A Czech soldier has died in Afghanistan along with three Danish troops as a result of a suicide bomb attack which killed 11 other people. The bomb attack occurred in the Helmand province of Afghanistan in the south of the country and was aimed at NATO troops operating in the area. The Taliban has admitted that it was behind the attack. Two other Czech soldiers were reported injured in the blast which occurred at a local marketplace. The Czech soldiers were members of a special forces unit working under the umbrella of the International Security Assistance Forces (ISAF) operating in the country.
The Czech government has failed to approve a proposed law that would enable fines of up to 10 million crowns to be levied on retail chains that abuse their dominant position in the marketplace. The proposed regulation, put forward by the opposition Social Democrats, along with the Alliance of Czech Food Producers, would have mandated that retail giants negotiate fair deals with suppliers and would also mandate an ethical codex be put in place for stores doing more than 5 billion crowns worth of business of year. The ruling Civic Democrats have insisted that current legislation is sufficient to deal with this issue. Despite not being supported by the government, the proposed legislation will still be debated in the lower chamber.

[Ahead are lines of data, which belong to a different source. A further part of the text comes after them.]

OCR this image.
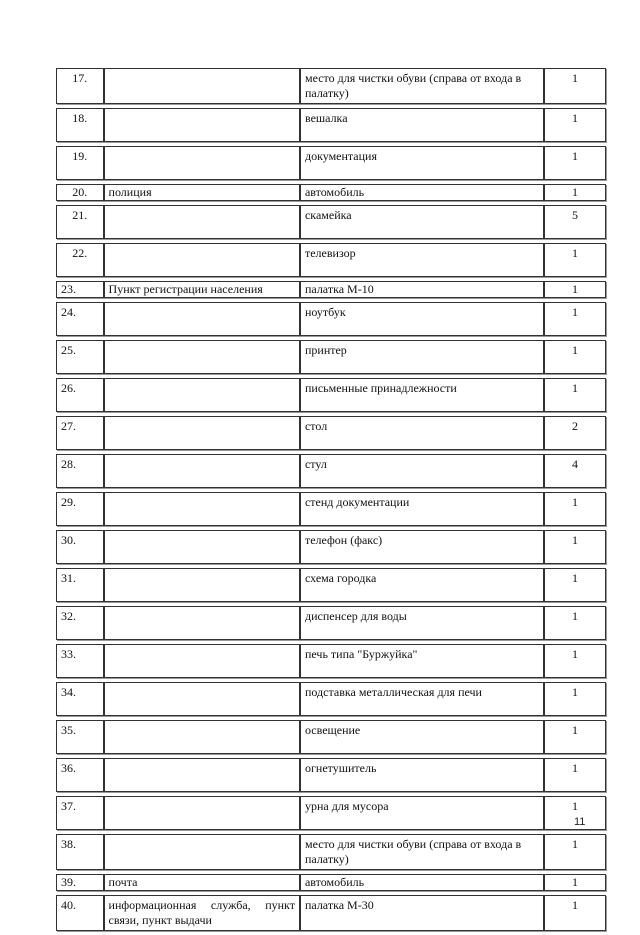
17.		место для чистки обуви (справа от входа в палатку)	1
18.		вешалка	1
19.		документация	1
20.	полиция	автомобиль	1
21.		скамейка	5
22.		телевизор	1
23.	Пункт регистрации населения	палатка М-10	1
24.		ноутбук	1
25.		принтер	1
26.		письменные принадлежности	1
27.		стол	2
28.		стул	4
29.		стенд документации	1
30.		телефон (факс)	1
31.		схема городка	1
32.		диспенсер для воды	1
33.		печь типа "Буржуйка"	1
34.		подставка металлическая для печи	1
35.		освещение	1
36.		огнетушитель	1
37.		урна для мусора	1
38.		место для чистки обуви (справа от входа в палатку)	1
39.	почта	автомобиль	1
40.	информационная служба, пункт связи, пункт выдачи	палатка М-30	1
11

A newly released survey from the Czech polling agency STEM suggests that Czechs are losing faith in their parliament as well as in their president. The poll suggests that only 24% of Czechs are satisfied with Parliament’s performance, a four percent decrease on the previous month. Analysts suggest that these figures reflect public dissatisfaction in the wake of last month’s fiasco surrounding the presidential elections, in which the incumbent Václav Klaus was ultimately re-elected by Parliament for a second term. The STEM data also suggest that only 29 percent of Czechs have a favourable view of the current government, while the president still enjoys the support of 59% of Czechs – though the figure represents a 14 percent fall in popularity from June 2007.

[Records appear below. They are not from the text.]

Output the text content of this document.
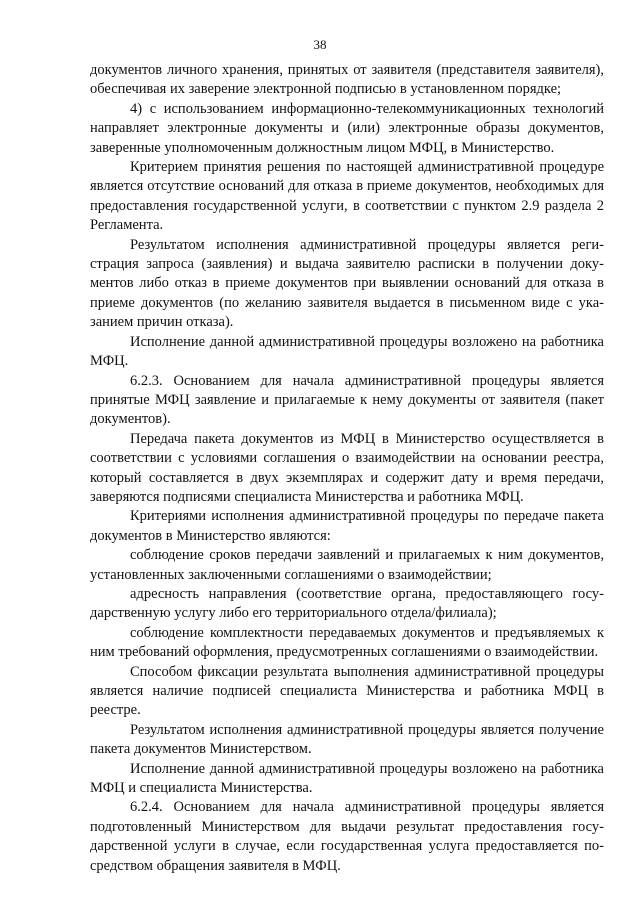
38

документов личного хранения, принятых от заявителя (представителя заявителя), обеспечивая их заверение электронной подписью в установленном порядке;

4) с использованием информационно-телекоммуникационных технологий направляет электронные документы и (или) электронные образы документов, заверенные уполномоченным должностным лицом МФЦ, в Министерство.

Критерием принятия решения по настоящей административной процедуре является отсутствие оснований для отказа в приеме документов, необходимых для предоставления государственной услуги, в соответствии с пунктом 2.9 раздела 2 Регламента.

Результатом исполнения административной процедуры является регистрация запроса (заявления) и выдача заявителю расписки в получении документов либо отказ в приеме документов при выявлении оснований для отказа в приеме документов (по желанию заявителя выдается в письменном виде с указанием причин отказа).

Исполнение данной административной процедуры возложено на работника МФЦ.

6.2.3. Основанием для начала административной процедуры является принятые МФЦ заявление и прилагаемые к нему документы от заявителя (пакет документов).

Передача пакета документов из МФЦ в Министерство осуществляется в соответствии с условиями соглашения о взаимодействии на основании реестра, который составляется в двух экземплярах и содержит дату и время передачи, заверяются подписями специалиста Министерства и работника МФЦ.

Критериями исполнения административной процедуры по передаче пакета документов в Министерство являются:

соблюдение сроков передачи заявлений и прилагаемых к ним документов, установленных заключенными соглашениями о взаимодействии;

адресность направления (соответствие органа, предоставляющего государственную услугу либо его территориального отдела/филиала);

соблюдение комплектности передаваемых документов и предъявляемых к ним требований оформления, предусмотренных соглашениями о взаимодействии.

Способом фиксации результата выполнения административной процедуры является наличие подписей специалиста Министерства и работника МФЦ в реестре.

Результатом исполнения административной процедуры является получение пакета документов Министерством.

Исполнение данной административной процедуры возложено на работника МФЦ и специалиста Министерства.

6.2.4. Основанием для начала административной процедуры является подготовленный Министерством для выдачи результат предоставления государственной услуги в случае, если государственная услуга предоставляется посредством обращения заявителя в МФЦ.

The Czech post office is reeling from a discovery on Friday of 71 bags of undelivered letters in a former postal depot in the Czech town of Břeclav. In total, the sacks are believed to contain approximately 63,000 letters. Since the news broke, the scandal has intensified with the discovery that around half of the letters have been opened by unknown persons. At present, the police are investigating the matter, while the Czech Post Office attempts to make sure that the letters reach their intended recipients. The sacks are believed to contain letters that were posted from abroad by air-mail between 2001 and 2006.
The Czech National bank has asked people to be extremely cautious of and not respond to emails that claim to be from the bank. The news comes after it was announced that fraudsters had secured an email account that mirrored the email address of the national bank. The email address email@example.com has been highlighted as not belonging to the bank. This comes in the wake of a number of similar “phising” scandals in recent days, in which Czechs gave away bank details to criminals operating fake websites after receiving bogus emails.
Demonstrators are to gather on Sunday evening before the Chinese Embassy in Prague to protest a crackdown by the Chinese military and police in Tibet. Friday saw the eruption of riots in Lhasa after a week of mostly peaceful protests. The official Chinese news agency has reported at least 10 deaths in incidents but the Tibetan government in exile has said the number of those killed is far higher: at least 80 individuals. Sunday’s protest in Prague is being organised by the Green Party along with a number of non-governmental human rights organisations.